December 25, 2006

James Brown's ghost makes me stronger

Well in the words of my cab driver, Happy Merry Christmas all! I am now back in New York, following a blink-and-you-missed it weekend in Omaha spent almost entirely with family. Naturally as we move closer to the end of the year, it means more than just that awkward transition period where both the 2006 and 2007 wall calendars are up (c'mon, you do this too), it also means year-in-review style posts! Who can wait to see all the thoughts and pictures assembled in one convenient place? Maybe a new page design will accompany this thing into the next year...

So, while I rock to the Join the Dots Cure set that Monica got me for Christmas, lets get really warm and philosophical and talk poetry. Lately I've been reading "Transbluency," which is a compilation spanning a couple decades worth of Amiri Baraka's work. I find Baraka particularly fascinating, because the evolution in his thought and politics seem evident as you track the years, moving from a rather straightforward (but still race conscious) Beat writer ala Ginsberg or to a lesser extent Burroughs, as he does show a brief fondness for the cut-up/fold-in method, to black nationalist to general Third World Marxist.

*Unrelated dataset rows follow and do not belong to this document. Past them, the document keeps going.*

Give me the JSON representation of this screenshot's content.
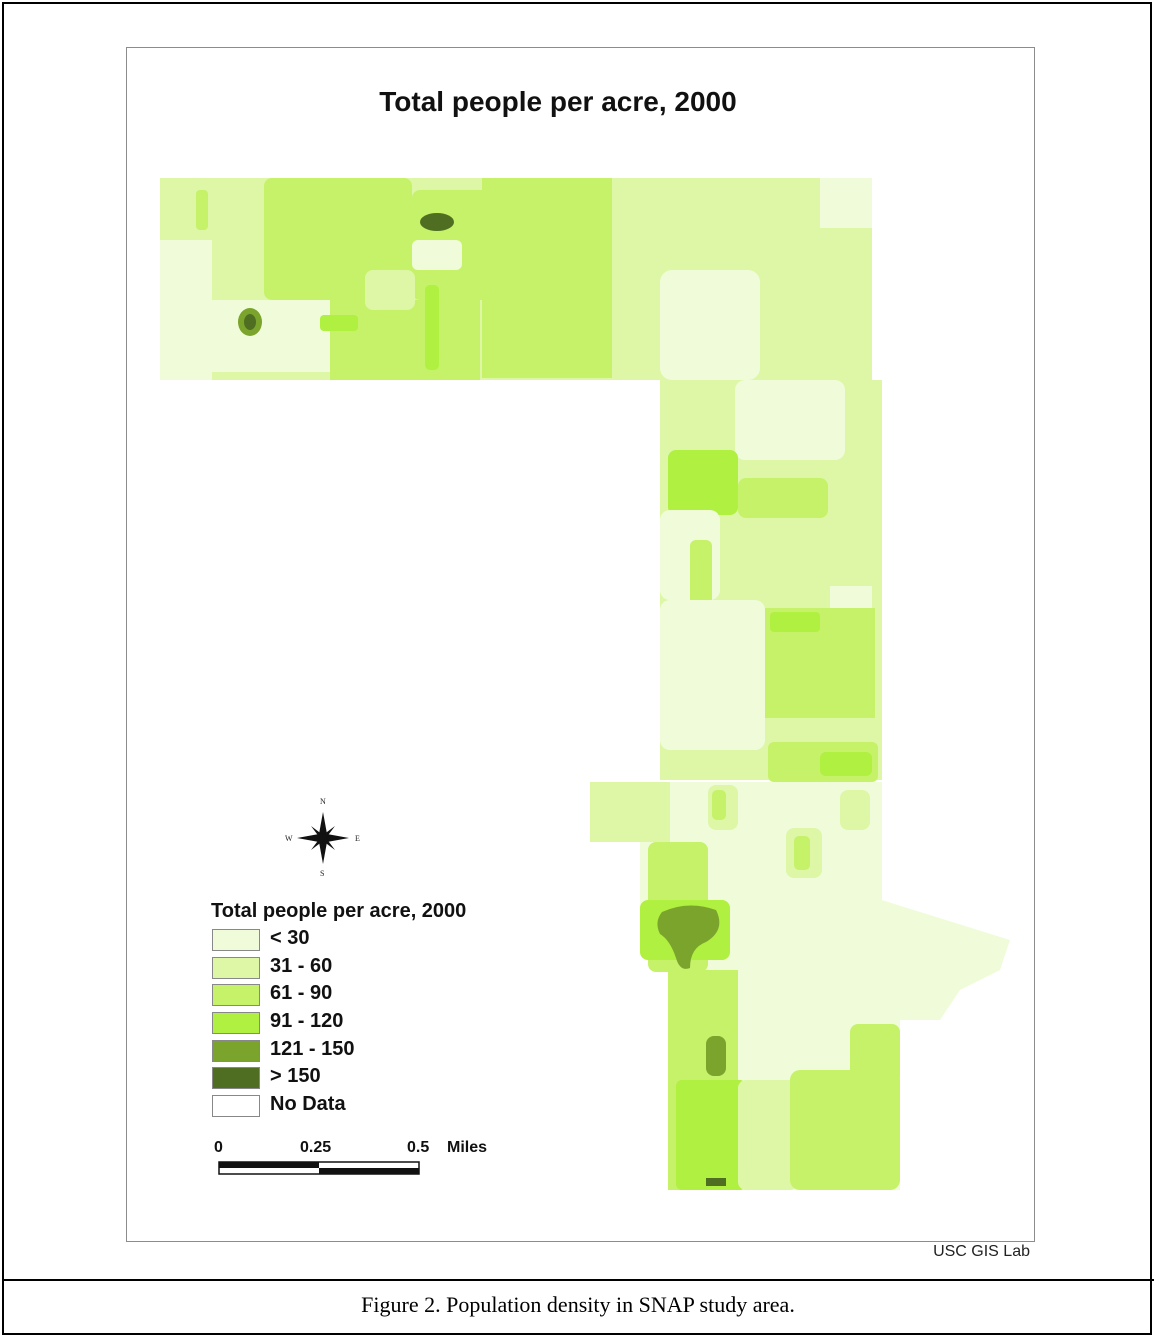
{
  "map": {
    "title": "Total people per acre, 2000",
    "credit": "USC GIS Lab",
    "compass": {
      "n": "N",
      "s": "S",
      "e": "E",
      "w": "W"
    },
    "legend": {
      "title": "Total people per acre, 2000",
      "items": [
        {
          "label": "< 30",
          "color": "#f0fcd9"
        },
        {
          "label": "31 - 60",
          "color": "#ddf7a6"
        },
        {
          "label": "61 - 90",
          "color": "#c6f26a"
        },
        {
          "label": "91 - 120",
          "color": "#b0f040"
        },
        {
          "label": "121 - 150",
          "color": "#7ba42c"
        },
        {
          "label": "> 150",
          "color": "#4f6e21"
        },
        {
          "label": "No Data",
          "color": "#ffffff"
        }
      ]
    },
    "scale_bar": {
      "labels": [
        "0",
        "0.25",
        "0.5"
      ],
      "unit": "Miles"
    }
  },
  "figure": {
    "caption": "Figure 2.  Population density in SNAP study area."
  }
}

Anyway, as to where this is going--I have posted one of my absolute favorite poems of Baraka's below as a little holiday gift to all the artists out there, because I find it very thoughtful piece on the elitism/narcissism found in canon creation and the commercialism of art--both timeless topics. I have decided not to post all of it, mostly due to the feeling that this is probably going to show up as a complete source for the poem on Googlez, and I believe strongly this is one of the better books I have purchased recently and therefore encourage the same (or at least be old school and ask to borrow it). Also because I know whippersnappers these days hate reading, so I guess I should be glad that I didn't have to track down a YouTube of some girl reading it out loud. Also because I hate typing and transcribing.


some excerpts from...
The Politics of Rich Painters

is something like the rest
of our doubt, whatever slow thought
comes to rest, beneath the silence
of starving talk.
Just their fingers' prints
staining the cold glass, is sufficient
for commerce, and a proper ruling on
humanity. You know the pity
of democracy, that we must sit here
and listen to how he made his money.
Tho the catalogue of his possible ignorance
roars and extends through the room
like fire. "Love," becomes the pass,
the word taken intimately to combat
all the uses of language. So that learning
itself falls into disrepute.

[....]

They are more ignorant than the poor
tho they pride themselves with that accent. And
move easily in fake robes of egalitarianism. Meaning,
I will fuck you even if you don't like art. And are wounded
that you call their italian memories petit bourgeois.

[...]

The source of their art crumbles into legitimate history.
The whimpering pigment of a decadent economy, slashed into life
as Yeats' mad girl plummeting over the nut house wall, her broken
knee caps rattling in the weather, reminding us of lands
our antennae do not reach.

And there are people in these savage geographies
use your name in other contexts
think, perhaps, the title of your latest painting
another name for liar.


C'mon. "I will fuck you even if you don't like art"! That is a t-shirt or a MoMA slogan or something Web 2.0 just waiting to happen.

Speaking of Web 2.0, why not celebrate the holidays with A Very Webcam Christmas? Someday there's going to be something really good posted, and you'll be pissed if you miss the moment it finally arrives!

Posted by dave at December 25, 2006 11:16 PM
Comments

I like what is inferred about the economics of art, a hush hush sort of topic. Especially interesting if what you say is true about his later development into a proletariat poet. I like Tom Moody's thoughts on this topic, debunking myths about the "fake robes of egalitarianism"

What I wonder, however, is that there isn't some resent here. Some of the lines make me feel like a poet resents with words what a painter expresses with paint—blaming it on illiteracy, images as reductionist? Not that there isn't some merit here (seems like a lot of critical thought has been devoted to how generation is image-retarded. is this even valid?), it really seems bitter, like from one source. I can think of a few modernist painters from that time he might be referring to......

maybe all poetry is dudes venting about assholes. this must be true, since all modern art is something I could have drawn in like 5 seconds.
long live NET.ART!!!!!

Posted by: Jeff at December 26, 2006 12:37 AM

Dude, way to not be in Omaha for very long. I hope Baraka uses his long bladed hands on you.